Dangerous levels of mercury appear to be present in whale, dolphin and porpoise meat sold widely as food in Japan, according to a study by Japanese scientists. One U.S. researcher says the findings point to a "major health problem" in Japan.
The Japanese scientists bought samples from across the country, and found that every single slice of toothed whale red meat — Japan's most popular whale product — exceeded that country's provisional limit on mercury, with some samples containing almost 200 times the maximum value. The researchers also found that mercury levels were higher in whales caught off the coast of the southern part of the country.
The findings are scheduled to appear in the June 15 edition of Environmental Science & Technology, a peer-reviewed journal of the American Chemical Society, the world's largest scientific society.
"About 17,000 toothed whales are caught annually off the Japanese coast," says Tetsuya Endo, Ph.D., a professor at the Health Sciences University of Hokkaido, Japan, and lead author of the paper. "Despite extreme contamination with mercury, toothed whale products have been sold for human consumption without any regulation."
"These particular meat samples were from packaged food products that someone would have eaten, if they had not been purchased for pollutant analysis," says Frank Cipriano, Ph.D., director of the Conservation Genetics Laboratory at San Francisco State University. "This is a clear signal that Japan has a major health problem that the government has not addressed."
The levels of mercury measured by the scientists are similar to or higher than the levels in fish eaten by people in the Minamata Bay area of Japan, Endo says. The region is well known for its previous problems with mercury. In the 1950s and early 1960s, hundreds of children were born with birth defects caused by their mothers' repeated consumption of contaminated fish.
The Japanese eat less whale meat today than they have historically, largely in response to a 1982 International Whaling Commission moratorium on commercial whaling. Toothed whales, or odontocetes, are not covered under the moratorium. Demand for these species — a suborder of aquatic mammals that includes dolphins, porpoises, killer whales and pilot whales — has therefore increased in Japan as larger whales have become harder to obtain, Endo says.
About 40 percent of all whale products marketed in Japan are from toothed whales, according to the Institute of Cetacean Research. This meat is eaten mostly in coastal fishing villages, but also in metropolitan areas around the country.

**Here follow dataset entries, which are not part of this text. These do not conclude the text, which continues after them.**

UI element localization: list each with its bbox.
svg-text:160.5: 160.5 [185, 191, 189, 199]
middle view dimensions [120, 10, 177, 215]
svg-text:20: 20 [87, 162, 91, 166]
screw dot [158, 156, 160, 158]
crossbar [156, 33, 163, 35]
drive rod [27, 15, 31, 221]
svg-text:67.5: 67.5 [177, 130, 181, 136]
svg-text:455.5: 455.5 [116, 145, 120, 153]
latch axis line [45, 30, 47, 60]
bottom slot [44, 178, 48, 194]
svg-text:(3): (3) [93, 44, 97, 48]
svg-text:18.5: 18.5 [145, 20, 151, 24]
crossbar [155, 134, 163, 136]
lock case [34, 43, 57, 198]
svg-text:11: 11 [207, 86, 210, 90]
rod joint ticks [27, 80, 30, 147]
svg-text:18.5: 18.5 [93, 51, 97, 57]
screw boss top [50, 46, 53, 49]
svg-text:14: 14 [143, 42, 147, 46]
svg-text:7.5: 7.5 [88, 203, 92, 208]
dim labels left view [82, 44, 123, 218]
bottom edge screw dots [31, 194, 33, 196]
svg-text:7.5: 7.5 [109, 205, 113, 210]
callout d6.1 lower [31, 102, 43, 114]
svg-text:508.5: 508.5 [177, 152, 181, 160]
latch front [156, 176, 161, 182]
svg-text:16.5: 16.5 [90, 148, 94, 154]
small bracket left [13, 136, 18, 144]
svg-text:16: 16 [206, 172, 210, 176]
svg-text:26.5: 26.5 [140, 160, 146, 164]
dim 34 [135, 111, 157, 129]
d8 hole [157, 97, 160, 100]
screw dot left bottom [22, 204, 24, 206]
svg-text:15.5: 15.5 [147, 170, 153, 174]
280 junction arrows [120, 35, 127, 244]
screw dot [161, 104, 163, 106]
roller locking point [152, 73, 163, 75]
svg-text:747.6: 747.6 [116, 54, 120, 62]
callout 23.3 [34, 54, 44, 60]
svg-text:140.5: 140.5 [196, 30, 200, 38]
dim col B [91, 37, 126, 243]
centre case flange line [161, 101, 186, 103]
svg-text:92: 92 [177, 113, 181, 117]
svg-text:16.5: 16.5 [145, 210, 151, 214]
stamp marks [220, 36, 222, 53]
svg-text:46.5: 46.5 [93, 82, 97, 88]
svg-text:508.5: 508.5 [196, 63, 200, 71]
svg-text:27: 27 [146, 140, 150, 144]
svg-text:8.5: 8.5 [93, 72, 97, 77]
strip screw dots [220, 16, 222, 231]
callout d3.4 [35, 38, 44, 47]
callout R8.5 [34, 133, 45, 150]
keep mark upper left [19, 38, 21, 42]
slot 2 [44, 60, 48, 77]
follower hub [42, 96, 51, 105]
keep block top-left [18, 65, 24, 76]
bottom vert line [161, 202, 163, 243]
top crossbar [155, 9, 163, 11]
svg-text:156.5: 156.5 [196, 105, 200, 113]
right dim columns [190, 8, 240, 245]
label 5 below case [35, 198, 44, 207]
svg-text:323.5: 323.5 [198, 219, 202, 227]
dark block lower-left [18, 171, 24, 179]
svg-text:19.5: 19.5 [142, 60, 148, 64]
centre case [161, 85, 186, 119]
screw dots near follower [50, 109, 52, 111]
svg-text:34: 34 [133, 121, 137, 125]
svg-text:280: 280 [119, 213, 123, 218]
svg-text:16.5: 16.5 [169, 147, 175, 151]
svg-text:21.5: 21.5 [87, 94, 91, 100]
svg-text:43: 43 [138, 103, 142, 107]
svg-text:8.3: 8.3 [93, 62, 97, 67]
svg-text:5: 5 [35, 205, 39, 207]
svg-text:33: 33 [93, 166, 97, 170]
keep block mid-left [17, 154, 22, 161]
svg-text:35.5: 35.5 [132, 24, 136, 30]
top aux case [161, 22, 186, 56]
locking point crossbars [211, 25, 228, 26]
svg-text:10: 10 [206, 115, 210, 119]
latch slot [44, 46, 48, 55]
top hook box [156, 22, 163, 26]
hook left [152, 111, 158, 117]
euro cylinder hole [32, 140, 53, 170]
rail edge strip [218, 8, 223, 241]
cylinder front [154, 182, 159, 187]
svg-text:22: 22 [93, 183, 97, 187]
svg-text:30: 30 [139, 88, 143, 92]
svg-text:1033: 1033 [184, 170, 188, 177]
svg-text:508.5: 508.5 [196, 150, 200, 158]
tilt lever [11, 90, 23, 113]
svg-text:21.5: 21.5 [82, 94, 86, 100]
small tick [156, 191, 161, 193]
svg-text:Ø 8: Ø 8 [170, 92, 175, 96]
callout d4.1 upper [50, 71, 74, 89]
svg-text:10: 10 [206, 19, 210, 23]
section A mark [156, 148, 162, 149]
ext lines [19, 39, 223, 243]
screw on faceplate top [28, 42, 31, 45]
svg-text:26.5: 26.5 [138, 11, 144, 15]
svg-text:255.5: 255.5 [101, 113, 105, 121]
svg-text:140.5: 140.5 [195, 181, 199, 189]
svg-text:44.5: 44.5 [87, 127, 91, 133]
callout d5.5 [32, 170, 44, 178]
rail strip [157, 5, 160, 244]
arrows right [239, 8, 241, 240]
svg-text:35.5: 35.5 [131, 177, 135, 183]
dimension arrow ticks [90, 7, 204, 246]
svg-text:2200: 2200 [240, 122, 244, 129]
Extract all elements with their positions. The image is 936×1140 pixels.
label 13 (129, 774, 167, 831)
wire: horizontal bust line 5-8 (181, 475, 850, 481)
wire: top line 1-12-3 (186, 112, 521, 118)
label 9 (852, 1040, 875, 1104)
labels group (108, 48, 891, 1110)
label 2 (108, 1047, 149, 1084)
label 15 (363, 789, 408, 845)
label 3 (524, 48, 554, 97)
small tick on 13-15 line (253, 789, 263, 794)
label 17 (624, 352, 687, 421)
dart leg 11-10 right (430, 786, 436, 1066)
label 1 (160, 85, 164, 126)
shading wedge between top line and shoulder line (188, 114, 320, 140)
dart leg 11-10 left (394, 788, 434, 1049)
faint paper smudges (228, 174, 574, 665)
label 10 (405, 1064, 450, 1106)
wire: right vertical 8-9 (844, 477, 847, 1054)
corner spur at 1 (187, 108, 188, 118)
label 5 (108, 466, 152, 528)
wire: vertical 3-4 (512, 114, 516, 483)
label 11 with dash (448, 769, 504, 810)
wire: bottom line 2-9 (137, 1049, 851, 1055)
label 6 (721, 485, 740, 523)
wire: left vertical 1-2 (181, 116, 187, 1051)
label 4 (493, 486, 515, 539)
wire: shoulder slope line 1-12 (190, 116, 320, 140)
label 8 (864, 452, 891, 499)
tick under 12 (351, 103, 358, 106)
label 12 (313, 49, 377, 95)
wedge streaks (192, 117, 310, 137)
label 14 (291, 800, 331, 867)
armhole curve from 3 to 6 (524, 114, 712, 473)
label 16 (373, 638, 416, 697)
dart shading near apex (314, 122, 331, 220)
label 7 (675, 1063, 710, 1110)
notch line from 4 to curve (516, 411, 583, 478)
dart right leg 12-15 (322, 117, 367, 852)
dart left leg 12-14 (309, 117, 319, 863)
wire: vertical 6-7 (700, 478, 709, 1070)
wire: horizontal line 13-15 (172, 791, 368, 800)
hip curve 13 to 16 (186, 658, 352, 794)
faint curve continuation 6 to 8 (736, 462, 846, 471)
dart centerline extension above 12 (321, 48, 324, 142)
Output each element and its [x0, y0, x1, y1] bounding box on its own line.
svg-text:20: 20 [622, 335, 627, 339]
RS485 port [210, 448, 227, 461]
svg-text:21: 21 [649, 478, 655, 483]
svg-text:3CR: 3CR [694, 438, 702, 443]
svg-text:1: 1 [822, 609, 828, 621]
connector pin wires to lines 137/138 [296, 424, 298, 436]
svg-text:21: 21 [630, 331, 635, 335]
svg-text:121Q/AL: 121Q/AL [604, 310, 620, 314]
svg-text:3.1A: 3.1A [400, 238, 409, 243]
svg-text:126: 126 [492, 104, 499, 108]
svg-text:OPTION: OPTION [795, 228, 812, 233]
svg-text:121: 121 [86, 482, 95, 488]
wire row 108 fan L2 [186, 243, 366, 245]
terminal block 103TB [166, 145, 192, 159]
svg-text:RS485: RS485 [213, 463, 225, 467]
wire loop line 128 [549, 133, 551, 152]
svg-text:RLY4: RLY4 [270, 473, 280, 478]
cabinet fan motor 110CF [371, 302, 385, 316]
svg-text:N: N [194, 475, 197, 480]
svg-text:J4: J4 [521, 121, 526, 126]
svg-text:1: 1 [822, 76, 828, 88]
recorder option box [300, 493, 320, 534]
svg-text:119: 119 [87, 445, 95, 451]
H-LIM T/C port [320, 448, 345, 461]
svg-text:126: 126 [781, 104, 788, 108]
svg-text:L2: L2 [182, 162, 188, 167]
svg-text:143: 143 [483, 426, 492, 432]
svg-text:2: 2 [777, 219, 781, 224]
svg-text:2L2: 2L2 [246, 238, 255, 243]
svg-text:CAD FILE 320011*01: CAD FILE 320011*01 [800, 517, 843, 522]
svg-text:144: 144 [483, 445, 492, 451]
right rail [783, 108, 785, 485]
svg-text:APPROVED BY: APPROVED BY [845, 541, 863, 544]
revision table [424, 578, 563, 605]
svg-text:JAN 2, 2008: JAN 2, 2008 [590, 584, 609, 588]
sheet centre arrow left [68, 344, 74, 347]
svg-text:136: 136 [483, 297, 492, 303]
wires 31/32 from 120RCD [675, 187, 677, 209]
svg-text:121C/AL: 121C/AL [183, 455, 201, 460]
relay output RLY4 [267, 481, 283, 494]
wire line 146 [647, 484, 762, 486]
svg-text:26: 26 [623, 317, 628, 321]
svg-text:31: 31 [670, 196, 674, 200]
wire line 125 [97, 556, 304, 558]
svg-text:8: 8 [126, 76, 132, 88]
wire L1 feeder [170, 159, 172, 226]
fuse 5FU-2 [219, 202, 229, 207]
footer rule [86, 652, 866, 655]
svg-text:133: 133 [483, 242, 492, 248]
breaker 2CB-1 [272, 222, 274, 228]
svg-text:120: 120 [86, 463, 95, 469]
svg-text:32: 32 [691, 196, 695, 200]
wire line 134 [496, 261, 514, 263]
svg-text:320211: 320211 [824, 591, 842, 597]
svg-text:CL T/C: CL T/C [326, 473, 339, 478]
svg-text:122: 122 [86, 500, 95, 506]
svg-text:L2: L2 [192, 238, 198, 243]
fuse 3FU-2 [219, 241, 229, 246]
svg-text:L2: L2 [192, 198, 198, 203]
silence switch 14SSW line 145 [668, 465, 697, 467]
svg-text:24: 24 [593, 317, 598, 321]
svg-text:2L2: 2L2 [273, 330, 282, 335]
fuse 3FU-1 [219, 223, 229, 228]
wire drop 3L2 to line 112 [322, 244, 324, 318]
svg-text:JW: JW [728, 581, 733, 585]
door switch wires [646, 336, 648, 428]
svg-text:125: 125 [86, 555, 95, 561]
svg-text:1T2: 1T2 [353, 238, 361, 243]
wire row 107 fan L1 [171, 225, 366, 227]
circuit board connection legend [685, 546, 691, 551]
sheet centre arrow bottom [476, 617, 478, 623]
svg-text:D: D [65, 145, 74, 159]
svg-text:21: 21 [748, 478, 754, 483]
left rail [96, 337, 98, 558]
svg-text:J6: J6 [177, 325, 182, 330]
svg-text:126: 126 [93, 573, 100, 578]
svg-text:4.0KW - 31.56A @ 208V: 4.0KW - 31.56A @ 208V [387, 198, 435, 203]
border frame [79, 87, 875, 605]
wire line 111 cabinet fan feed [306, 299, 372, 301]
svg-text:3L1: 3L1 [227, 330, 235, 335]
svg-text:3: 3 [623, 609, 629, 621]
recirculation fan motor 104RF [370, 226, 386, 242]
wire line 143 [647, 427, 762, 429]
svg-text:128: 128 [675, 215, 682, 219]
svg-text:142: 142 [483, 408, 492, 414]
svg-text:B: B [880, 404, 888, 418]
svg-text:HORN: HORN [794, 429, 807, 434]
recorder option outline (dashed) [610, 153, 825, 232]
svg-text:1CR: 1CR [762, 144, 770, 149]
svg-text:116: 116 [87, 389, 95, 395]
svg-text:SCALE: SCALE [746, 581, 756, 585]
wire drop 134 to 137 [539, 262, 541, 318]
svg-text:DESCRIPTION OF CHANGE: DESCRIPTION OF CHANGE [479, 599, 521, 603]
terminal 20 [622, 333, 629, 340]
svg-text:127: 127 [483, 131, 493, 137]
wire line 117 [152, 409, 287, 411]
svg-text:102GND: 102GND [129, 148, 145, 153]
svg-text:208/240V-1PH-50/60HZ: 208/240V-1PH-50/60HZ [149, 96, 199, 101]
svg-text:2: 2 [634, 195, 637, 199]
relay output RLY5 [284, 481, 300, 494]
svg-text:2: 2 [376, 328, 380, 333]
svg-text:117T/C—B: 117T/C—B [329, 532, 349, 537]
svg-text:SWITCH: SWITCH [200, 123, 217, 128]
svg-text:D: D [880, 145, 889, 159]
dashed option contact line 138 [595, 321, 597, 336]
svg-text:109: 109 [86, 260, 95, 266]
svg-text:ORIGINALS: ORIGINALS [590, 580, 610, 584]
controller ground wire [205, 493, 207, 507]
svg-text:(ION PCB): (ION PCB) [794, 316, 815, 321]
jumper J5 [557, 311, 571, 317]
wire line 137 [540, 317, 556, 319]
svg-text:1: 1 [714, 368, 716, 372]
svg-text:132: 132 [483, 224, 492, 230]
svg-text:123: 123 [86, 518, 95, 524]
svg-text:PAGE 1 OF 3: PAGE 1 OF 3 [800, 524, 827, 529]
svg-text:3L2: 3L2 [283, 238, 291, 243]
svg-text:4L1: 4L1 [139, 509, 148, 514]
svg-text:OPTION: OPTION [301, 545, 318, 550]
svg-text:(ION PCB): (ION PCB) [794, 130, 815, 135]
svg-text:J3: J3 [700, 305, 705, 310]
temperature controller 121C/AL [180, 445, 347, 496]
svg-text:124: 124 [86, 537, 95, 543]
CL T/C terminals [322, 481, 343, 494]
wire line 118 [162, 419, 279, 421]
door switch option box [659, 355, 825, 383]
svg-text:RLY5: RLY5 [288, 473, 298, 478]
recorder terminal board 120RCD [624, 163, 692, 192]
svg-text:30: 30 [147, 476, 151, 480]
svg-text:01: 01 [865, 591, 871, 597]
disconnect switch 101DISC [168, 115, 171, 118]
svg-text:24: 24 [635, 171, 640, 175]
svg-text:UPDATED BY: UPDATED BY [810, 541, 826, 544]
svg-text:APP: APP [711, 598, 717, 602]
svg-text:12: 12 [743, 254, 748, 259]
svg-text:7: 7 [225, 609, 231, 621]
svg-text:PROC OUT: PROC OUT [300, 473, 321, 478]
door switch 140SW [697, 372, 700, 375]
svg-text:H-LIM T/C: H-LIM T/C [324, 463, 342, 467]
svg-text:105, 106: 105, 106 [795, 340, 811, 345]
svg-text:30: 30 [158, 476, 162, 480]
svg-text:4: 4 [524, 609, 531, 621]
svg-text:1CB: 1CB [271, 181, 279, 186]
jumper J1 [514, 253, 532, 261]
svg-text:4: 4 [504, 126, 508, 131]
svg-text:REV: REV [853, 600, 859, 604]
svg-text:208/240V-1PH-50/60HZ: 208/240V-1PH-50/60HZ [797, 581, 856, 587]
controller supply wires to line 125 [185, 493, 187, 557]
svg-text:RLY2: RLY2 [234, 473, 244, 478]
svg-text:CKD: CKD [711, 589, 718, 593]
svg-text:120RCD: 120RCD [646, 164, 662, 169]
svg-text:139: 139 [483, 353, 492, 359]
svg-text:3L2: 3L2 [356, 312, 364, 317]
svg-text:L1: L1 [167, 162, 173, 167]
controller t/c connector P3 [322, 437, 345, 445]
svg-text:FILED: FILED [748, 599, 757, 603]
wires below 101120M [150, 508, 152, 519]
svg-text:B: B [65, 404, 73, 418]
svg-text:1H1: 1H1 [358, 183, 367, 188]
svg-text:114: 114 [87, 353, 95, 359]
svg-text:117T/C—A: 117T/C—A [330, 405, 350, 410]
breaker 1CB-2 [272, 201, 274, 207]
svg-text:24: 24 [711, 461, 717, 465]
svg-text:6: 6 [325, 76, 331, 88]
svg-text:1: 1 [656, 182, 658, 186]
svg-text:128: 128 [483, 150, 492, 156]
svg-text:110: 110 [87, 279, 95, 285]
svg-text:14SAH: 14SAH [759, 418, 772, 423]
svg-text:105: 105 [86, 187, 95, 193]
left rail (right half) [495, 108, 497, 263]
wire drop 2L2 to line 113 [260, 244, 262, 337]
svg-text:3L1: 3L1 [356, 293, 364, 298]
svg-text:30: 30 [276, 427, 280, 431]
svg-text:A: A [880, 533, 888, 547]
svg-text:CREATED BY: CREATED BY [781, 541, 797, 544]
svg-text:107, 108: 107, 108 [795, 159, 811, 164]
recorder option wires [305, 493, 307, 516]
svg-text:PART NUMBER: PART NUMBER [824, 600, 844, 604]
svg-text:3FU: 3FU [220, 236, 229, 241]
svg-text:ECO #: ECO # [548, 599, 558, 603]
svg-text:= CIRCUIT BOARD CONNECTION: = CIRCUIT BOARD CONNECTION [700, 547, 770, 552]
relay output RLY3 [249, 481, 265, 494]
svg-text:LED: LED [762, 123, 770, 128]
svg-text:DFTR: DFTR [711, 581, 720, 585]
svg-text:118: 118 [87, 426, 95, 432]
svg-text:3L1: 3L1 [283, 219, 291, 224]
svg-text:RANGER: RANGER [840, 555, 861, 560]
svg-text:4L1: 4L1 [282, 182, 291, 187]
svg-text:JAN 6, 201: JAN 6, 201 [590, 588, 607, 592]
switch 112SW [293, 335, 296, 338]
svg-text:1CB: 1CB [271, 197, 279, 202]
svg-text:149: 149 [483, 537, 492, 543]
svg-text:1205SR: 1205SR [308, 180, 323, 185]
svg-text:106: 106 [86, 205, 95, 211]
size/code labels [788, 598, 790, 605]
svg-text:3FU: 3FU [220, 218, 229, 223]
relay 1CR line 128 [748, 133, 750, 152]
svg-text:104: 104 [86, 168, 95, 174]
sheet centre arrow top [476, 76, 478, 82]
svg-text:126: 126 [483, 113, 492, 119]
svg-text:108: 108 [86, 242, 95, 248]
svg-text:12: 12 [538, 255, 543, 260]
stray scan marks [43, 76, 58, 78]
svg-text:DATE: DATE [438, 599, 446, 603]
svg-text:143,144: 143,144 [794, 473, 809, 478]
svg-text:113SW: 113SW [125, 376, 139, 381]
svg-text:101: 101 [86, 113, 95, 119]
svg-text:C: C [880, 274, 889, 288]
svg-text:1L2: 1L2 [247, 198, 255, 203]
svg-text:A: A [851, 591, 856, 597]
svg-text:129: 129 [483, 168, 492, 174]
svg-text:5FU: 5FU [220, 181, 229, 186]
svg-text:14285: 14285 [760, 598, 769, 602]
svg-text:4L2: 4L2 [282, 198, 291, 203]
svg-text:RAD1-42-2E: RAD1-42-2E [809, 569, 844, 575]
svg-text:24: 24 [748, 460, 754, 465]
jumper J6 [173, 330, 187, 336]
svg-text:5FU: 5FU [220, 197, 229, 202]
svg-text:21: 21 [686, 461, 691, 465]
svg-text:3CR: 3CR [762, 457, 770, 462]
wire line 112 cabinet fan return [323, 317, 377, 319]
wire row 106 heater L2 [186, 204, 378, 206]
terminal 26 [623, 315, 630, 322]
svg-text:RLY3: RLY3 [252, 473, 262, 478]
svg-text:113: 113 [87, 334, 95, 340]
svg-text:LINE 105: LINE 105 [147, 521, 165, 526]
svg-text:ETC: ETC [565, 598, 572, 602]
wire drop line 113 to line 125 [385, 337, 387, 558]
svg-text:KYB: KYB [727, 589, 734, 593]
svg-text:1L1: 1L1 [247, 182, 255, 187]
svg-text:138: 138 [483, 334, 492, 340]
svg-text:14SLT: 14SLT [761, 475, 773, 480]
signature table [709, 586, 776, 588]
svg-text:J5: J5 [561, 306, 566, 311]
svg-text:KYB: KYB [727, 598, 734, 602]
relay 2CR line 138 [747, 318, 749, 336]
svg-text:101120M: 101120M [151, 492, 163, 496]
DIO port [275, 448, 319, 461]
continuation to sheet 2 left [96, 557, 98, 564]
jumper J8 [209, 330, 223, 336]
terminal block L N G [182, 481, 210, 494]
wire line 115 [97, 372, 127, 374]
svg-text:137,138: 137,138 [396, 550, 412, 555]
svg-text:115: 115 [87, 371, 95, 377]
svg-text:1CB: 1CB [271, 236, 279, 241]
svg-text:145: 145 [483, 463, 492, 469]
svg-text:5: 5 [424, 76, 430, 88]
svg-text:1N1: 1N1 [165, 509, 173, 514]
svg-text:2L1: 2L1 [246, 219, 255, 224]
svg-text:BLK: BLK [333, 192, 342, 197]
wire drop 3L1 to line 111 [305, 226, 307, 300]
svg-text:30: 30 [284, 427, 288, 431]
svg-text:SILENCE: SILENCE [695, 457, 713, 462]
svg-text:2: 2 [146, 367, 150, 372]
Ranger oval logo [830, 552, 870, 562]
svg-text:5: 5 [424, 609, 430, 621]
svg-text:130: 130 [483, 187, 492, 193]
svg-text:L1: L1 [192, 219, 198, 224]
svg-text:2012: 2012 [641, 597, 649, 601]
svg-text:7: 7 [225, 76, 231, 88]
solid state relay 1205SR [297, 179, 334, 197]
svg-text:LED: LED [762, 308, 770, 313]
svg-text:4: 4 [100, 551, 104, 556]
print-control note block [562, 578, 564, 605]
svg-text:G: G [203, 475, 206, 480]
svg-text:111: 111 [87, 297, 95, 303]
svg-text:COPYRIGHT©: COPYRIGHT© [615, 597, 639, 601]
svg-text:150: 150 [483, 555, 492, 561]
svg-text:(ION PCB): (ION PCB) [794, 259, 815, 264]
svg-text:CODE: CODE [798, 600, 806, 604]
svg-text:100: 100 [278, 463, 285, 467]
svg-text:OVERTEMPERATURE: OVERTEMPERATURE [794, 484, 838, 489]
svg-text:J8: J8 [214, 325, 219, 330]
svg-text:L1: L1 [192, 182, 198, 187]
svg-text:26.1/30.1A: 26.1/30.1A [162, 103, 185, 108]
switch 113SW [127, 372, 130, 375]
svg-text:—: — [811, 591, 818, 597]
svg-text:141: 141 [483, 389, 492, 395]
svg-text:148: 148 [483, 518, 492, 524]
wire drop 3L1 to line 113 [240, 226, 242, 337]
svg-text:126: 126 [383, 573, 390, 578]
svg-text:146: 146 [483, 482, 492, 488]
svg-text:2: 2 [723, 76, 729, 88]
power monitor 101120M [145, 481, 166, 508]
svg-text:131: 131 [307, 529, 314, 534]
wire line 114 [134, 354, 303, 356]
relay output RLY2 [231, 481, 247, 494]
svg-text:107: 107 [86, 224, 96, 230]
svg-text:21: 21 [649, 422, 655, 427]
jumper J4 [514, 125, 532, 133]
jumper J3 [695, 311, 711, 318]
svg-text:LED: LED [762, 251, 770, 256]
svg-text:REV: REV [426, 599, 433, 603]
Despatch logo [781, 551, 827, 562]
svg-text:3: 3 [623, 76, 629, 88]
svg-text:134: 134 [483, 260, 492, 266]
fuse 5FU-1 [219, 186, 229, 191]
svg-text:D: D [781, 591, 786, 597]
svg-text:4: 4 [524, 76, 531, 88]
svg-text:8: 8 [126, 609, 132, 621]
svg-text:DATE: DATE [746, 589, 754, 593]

Whale meat is not sold for human consumption in the United States.
Between 2000 and 2002, Endo and his colleagues purchased whale meat in towns across Japan — from tiny fishing villages to Tokyo. They measured total mercury levels in the samples and did a genetic analysis to verify the species of each whale.
The researchers analyzed 137 meat samples in all and found that every one exceeded the provisional mercury level set by the Japanese Ministry of Health, which is 0.4 parts per million (ppm). Out of nine different whale species identified, the lowest average mercury level was 1.26 ppm and the highest was 46.9 ppm, with the majority of species ranging from 5-10 ppm.
The two highest mercury levels in individual samples were found in a false killer whale (81 ppm) and a striped dolphin (63.4 ppm). Nago, the southernmost of the six regions studied, had the highest average concentration, and levels decreased steadily moving northward.
The effect of eating mercury-tainted meat on people in Japan is not well studied, but a 1997 survey in the Faroe Islands revealed neurological problems in children whose mothers ate whale meat frequently. Mercury levels in most of the toothed whale samples from the current study are higher than levels in pilot whales from the Faroe Islands, according to the researchers.
In another study published earlier this year, Endo and his colleagues found that rats developed kidney disorders when they ate whale organs contaminated with mercury. They plan to examine the Japanese population in the future to determine the effects of mercury contamination.
Mercury enters the environment naturally and through industrial pollution. Nearly all fish contain trace amounts of mercury, but longer-lived predators — like odontocetes, tuna and sharks — are the final repositories for many pollutants because of their position at the top of the food chain.
Endo reported the current findings at a meeting of the Food Hygiene Society of Japan in Tokyo last week.
The International Fund for Animal Welfare provided support for this study.